We could all focus on the guy (and go ahead if you’d like to, because there’s plenty to say there). He’s clearly got some rage toward women, and a deep insecurity underneath all that bravado, some self-loathing, and a lot of pain. But the more interesting thing to look at for her, is why she participated in a relationship like that, and why she thinks she still loves him and wants him back. This is a smart, very attractive woman and she’s convinced she’d go back to him given the chance. Love does not cut you down, okay? It does not ask you to prove your worthiness. It does not bring measuring tape and stopwatches to bed and it does not make you feel, “less than”. If you’re attracted to relationships like that, you have some deep pain. Some seriously unhealed wounds that tell you you aren’t worthy of love or consideration or respect. You don’t love the person who’s making you suffer, you’re addicted to the interaction. Some part of you believes you aren’t worthy, and you’re thinking if you can only attain the love and approval of this person who’s seeing the “truth” (LIE) about you, then you’d be healed, but you won’t heal that way. You’ll just increase your pain.

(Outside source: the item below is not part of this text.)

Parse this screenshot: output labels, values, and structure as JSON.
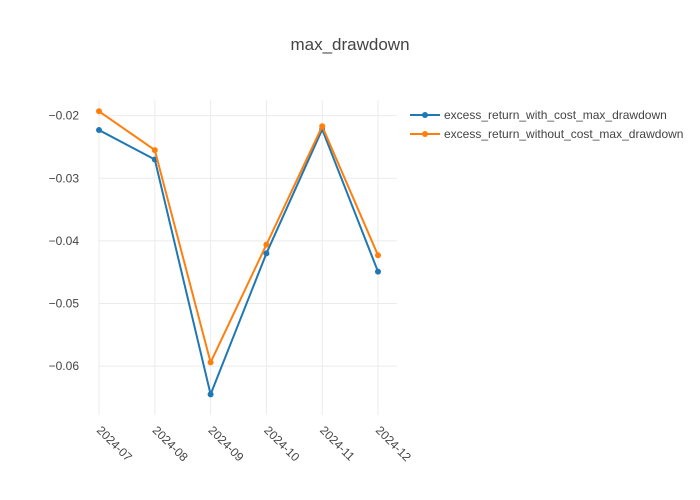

When you’re stuck in a web like this, you really need to get yourself some support. Someone to help you untangle yourself before your heart is so strangled the light starts to go out around you. This woman who wrote in feels suicidal. How could you not when you’ve participated in your own destruction, and feel compelled to continue? That’s a very dark place to be, and you may need some good people to help you find your way back to yourself. A great therapist would be a very good call. Any healing modality that helps you find your power again, whether it’s yoga, seated meditation, long hikes, journaling, or reading a book that helps you shed some light on your situation. Going back for more is asking for more pain and more darkness. Life is too short for that. Love will never degrade you.